Latest security breaches

  • Carnegie Mellon University said Wednesday someone hacked into its computers and accessed Social Security numbers and other personal information of about 5,000 applicants, graduate students and support staff at the Tepper School of Business. Addresses and telephone numbers for about 14,000 recent grads also were accessed. CMU is directing those potentially affected by the April 10 hacking to the Web site business.tepper.cmu.edu/default.aspx?id=143024 for tips on protecting themselves. More information is available at (800) 226-8258.

  • Online discount broker Ameritrade Holding Corp. said Tuesday it has informed about 200,000 current and former customers that a backup computer tape containing their personal information has been lost.

  • Thieves who accessed a DSW database took 1.4 million credit card numbers and the names on those accounts, including information from shoppers in the Pittsburgh area, between November 2004 and February, the company said this week. This number is 10 times more than investigators estimated last month.

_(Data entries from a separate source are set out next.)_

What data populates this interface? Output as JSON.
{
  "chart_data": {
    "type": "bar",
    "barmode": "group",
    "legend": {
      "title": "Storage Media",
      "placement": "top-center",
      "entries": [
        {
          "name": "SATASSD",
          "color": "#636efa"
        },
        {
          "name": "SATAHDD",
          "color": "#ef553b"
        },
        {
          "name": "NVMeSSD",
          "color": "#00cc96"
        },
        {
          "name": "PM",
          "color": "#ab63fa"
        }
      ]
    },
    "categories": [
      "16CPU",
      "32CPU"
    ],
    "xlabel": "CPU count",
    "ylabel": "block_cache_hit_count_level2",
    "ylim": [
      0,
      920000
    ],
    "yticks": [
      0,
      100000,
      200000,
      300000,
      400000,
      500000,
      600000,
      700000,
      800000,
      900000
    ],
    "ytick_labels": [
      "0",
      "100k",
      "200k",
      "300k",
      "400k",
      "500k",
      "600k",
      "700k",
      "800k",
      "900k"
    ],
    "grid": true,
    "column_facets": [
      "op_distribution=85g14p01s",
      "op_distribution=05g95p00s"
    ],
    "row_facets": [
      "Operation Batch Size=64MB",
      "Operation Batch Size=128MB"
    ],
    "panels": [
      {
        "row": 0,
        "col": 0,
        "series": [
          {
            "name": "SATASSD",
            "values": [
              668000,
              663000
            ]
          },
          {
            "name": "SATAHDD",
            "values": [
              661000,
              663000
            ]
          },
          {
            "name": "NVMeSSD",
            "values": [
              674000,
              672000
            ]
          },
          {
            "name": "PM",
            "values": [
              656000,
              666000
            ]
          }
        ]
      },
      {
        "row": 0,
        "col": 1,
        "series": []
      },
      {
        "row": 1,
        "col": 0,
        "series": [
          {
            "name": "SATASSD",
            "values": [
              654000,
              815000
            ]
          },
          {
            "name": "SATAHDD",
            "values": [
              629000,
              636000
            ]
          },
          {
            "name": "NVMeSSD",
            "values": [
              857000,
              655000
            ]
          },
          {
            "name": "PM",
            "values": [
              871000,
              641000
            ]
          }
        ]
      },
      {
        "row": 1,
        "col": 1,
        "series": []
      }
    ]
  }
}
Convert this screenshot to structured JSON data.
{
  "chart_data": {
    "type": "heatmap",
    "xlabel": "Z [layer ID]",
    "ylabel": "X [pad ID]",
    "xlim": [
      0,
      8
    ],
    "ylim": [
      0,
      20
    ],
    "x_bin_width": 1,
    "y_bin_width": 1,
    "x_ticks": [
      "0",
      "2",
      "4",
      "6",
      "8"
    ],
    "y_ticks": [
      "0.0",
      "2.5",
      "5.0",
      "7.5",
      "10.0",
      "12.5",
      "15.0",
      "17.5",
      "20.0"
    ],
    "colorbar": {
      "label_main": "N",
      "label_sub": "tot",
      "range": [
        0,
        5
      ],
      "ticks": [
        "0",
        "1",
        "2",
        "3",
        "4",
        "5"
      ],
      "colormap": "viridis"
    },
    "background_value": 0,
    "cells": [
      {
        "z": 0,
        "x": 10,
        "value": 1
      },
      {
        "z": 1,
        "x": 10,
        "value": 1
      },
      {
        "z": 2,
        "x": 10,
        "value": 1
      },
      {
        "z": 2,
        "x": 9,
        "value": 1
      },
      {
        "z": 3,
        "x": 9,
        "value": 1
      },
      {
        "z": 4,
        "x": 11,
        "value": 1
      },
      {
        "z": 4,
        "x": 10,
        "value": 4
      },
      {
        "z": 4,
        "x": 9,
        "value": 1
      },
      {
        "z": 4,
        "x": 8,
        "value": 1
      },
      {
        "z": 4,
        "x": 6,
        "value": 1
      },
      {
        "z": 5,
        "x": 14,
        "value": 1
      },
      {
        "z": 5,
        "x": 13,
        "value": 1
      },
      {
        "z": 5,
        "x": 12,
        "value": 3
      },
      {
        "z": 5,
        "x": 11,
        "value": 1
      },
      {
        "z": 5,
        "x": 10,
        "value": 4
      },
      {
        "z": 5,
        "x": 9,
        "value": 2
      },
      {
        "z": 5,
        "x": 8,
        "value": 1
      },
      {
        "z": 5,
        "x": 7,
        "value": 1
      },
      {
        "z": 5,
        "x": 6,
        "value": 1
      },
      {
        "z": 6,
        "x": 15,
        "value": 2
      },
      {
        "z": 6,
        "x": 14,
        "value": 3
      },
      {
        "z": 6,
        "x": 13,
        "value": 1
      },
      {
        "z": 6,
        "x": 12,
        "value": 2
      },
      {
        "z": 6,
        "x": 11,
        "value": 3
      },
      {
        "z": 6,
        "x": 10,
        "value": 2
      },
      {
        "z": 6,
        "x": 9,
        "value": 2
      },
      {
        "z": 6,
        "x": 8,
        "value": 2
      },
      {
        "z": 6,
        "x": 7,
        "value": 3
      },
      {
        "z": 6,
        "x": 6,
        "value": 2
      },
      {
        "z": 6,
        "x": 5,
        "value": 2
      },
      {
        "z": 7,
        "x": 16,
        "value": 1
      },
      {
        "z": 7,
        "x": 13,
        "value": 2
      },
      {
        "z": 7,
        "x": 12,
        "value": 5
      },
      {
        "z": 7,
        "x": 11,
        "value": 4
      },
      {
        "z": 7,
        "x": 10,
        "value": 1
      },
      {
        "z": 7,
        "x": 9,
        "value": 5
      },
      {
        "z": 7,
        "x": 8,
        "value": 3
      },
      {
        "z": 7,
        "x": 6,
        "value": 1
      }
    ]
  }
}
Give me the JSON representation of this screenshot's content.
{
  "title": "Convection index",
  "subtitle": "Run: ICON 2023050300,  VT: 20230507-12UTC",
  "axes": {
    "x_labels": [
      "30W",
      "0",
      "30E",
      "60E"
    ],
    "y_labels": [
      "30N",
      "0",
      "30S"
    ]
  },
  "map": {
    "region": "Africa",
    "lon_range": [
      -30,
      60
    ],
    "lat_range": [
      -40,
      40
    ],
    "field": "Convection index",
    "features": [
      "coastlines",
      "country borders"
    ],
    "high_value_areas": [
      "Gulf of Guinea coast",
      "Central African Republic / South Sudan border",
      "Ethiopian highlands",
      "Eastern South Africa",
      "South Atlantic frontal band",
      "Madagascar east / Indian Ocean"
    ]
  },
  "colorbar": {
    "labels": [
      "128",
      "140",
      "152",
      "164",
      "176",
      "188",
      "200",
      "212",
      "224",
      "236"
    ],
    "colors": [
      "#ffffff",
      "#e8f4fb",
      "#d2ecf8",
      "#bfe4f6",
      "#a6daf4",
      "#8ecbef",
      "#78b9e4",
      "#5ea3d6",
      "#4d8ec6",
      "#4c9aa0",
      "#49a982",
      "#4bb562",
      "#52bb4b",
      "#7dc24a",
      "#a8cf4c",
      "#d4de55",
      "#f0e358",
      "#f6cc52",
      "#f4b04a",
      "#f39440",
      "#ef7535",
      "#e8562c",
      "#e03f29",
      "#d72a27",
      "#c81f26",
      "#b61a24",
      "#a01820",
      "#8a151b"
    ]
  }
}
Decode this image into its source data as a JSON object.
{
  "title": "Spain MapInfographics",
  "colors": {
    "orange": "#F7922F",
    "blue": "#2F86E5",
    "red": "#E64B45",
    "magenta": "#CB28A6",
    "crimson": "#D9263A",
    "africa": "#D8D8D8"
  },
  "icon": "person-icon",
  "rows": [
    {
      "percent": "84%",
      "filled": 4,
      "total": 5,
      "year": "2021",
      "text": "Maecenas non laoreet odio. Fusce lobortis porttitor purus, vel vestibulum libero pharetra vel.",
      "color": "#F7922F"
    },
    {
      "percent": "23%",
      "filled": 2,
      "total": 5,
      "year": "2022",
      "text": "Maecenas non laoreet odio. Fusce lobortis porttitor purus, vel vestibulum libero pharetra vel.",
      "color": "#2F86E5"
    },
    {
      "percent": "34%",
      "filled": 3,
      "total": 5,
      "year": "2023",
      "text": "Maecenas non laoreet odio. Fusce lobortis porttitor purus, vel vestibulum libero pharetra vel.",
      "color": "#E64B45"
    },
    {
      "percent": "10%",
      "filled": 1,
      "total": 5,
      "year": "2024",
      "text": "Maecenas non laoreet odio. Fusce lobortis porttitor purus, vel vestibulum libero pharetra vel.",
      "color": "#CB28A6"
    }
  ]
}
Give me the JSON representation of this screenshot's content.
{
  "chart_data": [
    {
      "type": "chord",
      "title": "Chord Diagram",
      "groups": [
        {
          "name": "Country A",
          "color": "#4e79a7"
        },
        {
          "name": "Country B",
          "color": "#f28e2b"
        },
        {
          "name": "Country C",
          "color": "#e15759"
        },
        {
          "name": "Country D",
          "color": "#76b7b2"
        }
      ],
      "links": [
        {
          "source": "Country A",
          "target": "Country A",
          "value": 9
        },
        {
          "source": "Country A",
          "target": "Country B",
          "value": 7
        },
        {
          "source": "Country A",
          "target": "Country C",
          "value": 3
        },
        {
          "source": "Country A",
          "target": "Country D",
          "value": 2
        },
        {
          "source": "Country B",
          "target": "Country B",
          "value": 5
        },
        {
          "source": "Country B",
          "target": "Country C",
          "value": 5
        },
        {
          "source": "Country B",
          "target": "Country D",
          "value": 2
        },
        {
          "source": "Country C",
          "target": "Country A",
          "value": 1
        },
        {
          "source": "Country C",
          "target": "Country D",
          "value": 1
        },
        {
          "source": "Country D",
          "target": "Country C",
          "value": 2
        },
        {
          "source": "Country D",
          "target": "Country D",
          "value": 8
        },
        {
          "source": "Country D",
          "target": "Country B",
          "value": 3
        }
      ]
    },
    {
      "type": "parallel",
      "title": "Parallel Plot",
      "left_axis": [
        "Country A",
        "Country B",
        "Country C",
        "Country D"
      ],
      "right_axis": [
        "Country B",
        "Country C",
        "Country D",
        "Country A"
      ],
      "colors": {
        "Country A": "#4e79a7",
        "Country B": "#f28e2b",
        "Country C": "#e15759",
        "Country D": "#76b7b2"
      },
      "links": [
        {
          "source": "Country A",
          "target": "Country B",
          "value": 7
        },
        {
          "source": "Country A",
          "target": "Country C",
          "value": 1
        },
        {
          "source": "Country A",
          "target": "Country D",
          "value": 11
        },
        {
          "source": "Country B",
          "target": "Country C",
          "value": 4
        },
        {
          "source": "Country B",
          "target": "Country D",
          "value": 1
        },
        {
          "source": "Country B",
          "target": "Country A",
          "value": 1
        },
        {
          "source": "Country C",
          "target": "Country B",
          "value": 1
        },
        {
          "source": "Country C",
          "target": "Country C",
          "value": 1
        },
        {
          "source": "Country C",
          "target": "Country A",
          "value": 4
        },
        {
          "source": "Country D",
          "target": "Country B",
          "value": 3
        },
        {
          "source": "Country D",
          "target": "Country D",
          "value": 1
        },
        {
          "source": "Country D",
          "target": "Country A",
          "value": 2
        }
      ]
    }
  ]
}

  • Lexis-Nexis said Monday it has begun to notify about 280,000 people whose personal information might have been accessed by unauthorized individuals using stolen passwords and IDs.

    What to do

    If you suspect you’re a victim of identity theft:

  • File a police report; call the fraud unit of the credit companies or banks and place a victim statement on your credit report.

  • Contact the Federal Trade Commission identification theft consumer response center at (877) ID-THEFT.

  • Opt out of pre-approved credit card offers by calling (888) 5OPTOUT, or (888) 567-8688. Your request covers all three major credit bureaus.

  • Get your credit report: Equifax — report fraud at (800)525-6285 and order a credit report at (800) 685-1111; Experian — report fraud at (800) 397-3742 and order a credit report (888) 397-3742; TransUnion — report fraud at (800) 680-7289 and order a credit report at (800) 888-4213.

  • Most insurance companies now offer identity theft protection policies. Privacy Rights Clearinghouse Director Beth Givens recommends investing in this extra protection only if it comes as a low-cost rider to another policy or at an inexpensive annual rate. “No one should have to pay $10 or $15 a month to one of the industries at fault for this epidemic crime,” Givens said. Those self-employed or paid hourly might also want to consider identity theft insurance to cover lost time and wages in trying to recover from identity theft, which is a lengthy process.